Fragment | j-factor, nM | j / j0 | Bend angle, degrees |
---|---|---|---|
Cre-bound | 5.7 ± 1.0 | 0.67 | 32 ± 8 |
Flp-bound | 150 ± 30 | 17.5 | 78 ± 4 |
Protein-free, j0 | 8.5 ± 0.2 | 1 | 0 |
Discussion
Topological Divergence and the Protein-Induced DNA Bends
The topological complexity of recombination products varies strongly even for similar systems of the tyrosine family of recombinases. We found in computer simulations that the bend angles in the separated halves of recombination complex strongly affect the synapsis pathway and, consequently, the topology of the recombination products produced from supercoiled substrate DNA. According to the simulation, the topological complexity of deletion products increases dramatically, from nearly 100% of unlinked circles to nearly 100% of multiply linked catenanes, when the angle changes from 30° to 60°. The corresponding increase of the product topology was predicted for knot formation from inversion substrate as well. This theoretical finding has a simple qualitative explanation. Strongly bent and properly juxtaposed specific sites cannot be easily incorporated into one superhelix branch without significant disturbance of its typical conformation. Instead, such properly juxtaposed sites are more often located at different apices of the interwound superhelix. Correspondingly, the synapsis traps a range of supercoils (Figs. 1A and 3D), and the recombination produces linked DNA circles (knotted circles in the case of the inversion substrate). The sites with small bends are mainly juxtaposed across the same superhelix branch and the synapse produces unlinked DNA circles (Figs. 1B and 3C). Although the quantitative picture will be different for more complex systems of the tyrosine family which include accessory proteins, the general principle found in this study should be valid for such systems as well.
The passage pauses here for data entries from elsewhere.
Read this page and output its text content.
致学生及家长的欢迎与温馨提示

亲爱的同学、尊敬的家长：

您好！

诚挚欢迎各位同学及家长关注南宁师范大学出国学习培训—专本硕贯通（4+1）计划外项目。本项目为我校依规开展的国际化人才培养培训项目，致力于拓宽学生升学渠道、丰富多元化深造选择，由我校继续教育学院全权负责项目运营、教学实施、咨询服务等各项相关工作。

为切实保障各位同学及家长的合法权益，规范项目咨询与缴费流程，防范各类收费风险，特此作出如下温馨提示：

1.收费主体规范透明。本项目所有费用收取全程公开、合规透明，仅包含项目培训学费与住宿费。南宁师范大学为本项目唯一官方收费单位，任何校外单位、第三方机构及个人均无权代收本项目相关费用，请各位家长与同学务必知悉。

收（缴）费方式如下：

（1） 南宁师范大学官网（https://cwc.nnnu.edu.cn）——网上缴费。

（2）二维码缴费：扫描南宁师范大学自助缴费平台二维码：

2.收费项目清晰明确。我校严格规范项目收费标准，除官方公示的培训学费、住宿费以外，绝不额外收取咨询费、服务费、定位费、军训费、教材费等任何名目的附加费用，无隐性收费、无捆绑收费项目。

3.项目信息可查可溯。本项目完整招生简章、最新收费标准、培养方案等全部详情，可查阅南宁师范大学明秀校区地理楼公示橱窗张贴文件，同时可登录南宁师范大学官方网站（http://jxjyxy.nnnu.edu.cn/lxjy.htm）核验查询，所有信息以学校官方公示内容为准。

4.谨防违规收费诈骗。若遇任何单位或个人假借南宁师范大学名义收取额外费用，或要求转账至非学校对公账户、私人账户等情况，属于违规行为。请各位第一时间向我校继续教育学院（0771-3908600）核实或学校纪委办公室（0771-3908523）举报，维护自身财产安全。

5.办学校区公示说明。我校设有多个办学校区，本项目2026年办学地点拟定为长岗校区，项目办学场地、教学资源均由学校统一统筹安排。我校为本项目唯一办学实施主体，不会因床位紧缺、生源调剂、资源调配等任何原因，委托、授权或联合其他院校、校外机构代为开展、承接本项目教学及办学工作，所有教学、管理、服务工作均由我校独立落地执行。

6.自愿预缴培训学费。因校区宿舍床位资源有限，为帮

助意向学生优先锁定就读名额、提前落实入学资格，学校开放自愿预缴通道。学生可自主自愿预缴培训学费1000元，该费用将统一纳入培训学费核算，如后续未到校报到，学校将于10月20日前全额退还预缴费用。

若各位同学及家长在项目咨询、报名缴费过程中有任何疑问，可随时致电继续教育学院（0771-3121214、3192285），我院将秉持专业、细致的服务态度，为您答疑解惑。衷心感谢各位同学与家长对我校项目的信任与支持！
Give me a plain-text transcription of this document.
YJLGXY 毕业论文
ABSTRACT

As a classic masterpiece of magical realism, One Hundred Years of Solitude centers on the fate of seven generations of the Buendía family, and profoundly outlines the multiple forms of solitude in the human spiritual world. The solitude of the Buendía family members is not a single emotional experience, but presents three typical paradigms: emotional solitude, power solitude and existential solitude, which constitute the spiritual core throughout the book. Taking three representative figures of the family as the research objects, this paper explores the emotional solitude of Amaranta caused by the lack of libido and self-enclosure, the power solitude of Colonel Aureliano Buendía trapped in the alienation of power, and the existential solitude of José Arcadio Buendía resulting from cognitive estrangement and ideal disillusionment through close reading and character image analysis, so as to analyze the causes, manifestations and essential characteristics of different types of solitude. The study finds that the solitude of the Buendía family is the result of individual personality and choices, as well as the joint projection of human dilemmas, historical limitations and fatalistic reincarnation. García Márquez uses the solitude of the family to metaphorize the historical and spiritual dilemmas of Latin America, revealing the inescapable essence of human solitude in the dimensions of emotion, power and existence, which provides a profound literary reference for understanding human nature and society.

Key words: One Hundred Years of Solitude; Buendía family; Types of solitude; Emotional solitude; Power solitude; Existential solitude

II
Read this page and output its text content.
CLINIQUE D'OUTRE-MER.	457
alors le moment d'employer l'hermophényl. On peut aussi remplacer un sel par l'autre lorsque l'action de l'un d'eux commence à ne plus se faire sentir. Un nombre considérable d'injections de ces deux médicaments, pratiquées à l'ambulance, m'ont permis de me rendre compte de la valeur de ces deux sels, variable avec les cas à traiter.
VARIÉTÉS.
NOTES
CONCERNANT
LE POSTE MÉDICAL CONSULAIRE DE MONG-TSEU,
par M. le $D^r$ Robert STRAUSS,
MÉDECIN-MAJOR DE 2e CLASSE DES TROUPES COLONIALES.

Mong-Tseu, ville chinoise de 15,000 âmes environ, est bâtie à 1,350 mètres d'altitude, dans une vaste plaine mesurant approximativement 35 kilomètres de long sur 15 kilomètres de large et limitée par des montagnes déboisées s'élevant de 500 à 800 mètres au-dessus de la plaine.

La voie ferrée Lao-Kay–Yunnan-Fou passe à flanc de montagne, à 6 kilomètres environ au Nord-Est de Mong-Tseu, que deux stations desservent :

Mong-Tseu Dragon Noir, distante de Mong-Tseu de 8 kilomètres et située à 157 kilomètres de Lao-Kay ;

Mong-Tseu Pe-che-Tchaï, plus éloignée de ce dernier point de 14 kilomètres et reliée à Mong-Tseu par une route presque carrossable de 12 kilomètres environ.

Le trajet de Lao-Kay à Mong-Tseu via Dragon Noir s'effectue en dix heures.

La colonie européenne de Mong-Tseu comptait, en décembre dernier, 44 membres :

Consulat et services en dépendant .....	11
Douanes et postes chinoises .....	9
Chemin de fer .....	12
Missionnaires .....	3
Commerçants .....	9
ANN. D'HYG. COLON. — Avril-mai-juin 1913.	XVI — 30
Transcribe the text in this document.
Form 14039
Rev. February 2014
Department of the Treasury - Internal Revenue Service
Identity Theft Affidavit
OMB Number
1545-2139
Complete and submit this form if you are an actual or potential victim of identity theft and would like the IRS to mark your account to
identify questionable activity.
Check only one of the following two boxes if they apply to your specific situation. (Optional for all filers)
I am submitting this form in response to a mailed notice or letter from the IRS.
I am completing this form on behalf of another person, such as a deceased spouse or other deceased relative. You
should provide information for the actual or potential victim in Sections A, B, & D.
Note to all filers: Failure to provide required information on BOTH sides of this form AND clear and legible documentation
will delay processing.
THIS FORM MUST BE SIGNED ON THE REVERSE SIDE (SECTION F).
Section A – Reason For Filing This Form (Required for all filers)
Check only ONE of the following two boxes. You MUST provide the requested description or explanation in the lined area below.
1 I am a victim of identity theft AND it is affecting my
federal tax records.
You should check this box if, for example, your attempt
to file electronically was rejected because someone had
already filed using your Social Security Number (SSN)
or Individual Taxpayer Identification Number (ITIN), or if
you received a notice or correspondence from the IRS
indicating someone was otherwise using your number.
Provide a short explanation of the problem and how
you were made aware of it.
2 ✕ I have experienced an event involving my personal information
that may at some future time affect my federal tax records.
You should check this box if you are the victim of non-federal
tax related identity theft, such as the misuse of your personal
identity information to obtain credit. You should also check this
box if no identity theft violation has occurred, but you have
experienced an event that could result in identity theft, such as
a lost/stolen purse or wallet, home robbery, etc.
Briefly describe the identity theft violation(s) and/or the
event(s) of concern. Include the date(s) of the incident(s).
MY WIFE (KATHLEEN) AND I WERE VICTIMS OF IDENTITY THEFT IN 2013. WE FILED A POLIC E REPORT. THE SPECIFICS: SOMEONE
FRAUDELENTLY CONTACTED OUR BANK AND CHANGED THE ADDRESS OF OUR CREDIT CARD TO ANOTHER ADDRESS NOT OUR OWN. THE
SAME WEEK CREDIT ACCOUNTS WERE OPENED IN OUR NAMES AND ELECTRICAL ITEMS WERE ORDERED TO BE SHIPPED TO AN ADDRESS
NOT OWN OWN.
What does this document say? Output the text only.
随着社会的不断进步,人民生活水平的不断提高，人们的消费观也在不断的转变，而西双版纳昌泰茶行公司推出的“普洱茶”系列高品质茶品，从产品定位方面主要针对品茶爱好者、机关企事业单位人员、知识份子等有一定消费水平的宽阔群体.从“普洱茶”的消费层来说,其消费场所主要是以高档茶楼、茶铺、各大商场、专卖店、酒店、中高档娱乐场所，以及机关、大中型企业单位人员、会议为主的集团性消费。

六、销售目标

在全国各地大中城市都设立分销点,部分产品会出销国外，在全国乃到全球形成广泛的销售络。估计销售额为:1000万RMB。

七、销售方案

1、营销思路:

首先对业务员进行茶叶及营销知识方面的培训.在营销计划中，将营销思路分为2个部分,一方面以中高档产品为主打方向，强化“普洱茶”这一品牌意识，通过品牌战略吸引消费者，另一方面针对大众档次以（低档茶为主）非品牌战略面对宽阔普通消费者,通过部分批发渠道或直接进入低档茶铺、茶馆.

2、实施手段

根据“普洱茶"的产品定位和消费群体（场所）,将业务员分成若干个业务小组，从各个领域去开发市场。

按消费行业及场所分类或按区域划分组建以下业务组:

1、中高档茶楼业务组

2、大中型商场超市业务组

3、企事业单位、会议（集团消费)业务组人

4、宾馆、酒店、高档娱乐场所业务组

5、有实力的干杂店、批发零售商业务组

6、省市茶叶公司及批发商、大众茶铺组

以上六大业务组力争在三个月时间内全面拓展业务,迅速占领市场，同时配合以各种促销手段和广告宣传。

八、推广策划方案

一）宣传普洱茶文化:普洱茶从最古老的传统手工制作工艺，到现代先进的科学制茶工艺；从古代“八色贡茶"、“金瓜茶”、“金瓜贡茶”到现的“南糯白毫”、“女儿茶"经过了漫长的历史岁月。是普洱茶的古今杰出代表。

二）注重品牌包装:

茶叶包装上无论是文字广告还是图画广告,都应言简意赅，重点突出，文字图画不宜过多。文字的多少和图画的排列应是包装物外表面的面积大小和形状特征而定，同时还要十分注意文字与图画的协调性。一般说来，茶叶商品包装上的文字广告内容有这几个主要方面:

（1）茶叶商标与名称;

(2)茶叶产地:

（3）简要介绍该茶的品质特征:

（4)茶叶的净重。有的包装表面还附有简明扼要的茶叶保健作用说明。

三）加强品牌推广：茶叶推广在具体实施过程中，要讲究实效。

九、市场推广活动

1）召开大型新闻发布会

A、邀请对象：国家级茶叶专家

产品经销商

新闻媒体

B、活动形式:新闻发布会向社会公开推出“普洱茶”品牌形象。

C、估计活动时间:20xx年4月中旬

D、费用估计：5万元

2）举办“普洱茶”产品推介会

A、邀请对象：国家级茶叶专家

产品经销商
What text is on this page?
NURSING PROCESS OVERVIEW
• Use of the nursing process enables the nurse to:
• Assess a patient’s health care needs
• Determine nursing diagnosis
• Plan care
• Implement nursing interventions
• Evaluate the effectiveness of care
The major assumption of our theoretical analysis concerns the mode of synapsis, namely, that it is preceded by assembling the halves of the recombination complex (Figure 2). This mode has been established experimentally, however, for at least some of the well characterized tyrosine family of recombinases. Other features of the actual system which are not included in the modeling, cannot affect the conclusion of our computational analysis. For example, there is no need to account for the possibility that recombination occurs only in a fraction of synaptic complexes, since it affects the recombination rate but does not change distribution of recombination products. Similarly, there is no need to account for two possible directions of DNA bend in the isolated protein-bound recombination sites,3 as long as the bend angles in the both directions are the same. We assumed that the synapsis is not a diffusion limited process, so the probability of synapse with a particular DNA conformation is specified by the equilibrium conformational distribution. This is a common assumption in theoretical analysis of protein assisted DNA looping.42 In particular, the assumption is supported by the fact that the average time before the first collision of DNA sites is a few orders of magnitude smaller than the time of synapsis.14; 43 We assumed in our theoretical analysis that the orientation of the specific sites in the synapses is antiparallel. The alternative assumption, that the sites have parallel orientation in the synaptic complex, should not change our results notably. We did not analyze this alternative quantitatively since the great majority of available structural and biochemical data on tyrosine recombinases convincingly prove the antiparallel orientation of recombination sites in the synapses,17; 18; 24; 25; 44; 45; 46 while only two studies based on electron and atomic force microscopy argue for the parallel orientation.47; 48
Overall, our finding regarding the relationship between the protein-induced bend angle ϕ and the topological complexity of recombination products is a direct consequence of synapsis occurring between two pre-bent target sites, each bound by a recombinase dimer. Furthermore, to confirm the finding we have experimentally established the correspondence between the product topology and angle ϕ for two well-studied systems, Cre/loxP and Flp/FRT. Cre recombination produces mainly unlinked circles during the deletion reaction, while Flp gives highly linked torus catenanes with different values of Ca (see Figure 5). The simulated distributions of the recombination products calculated for the experimentally measured values of ϕ are in very good agreement with the measured product distributions.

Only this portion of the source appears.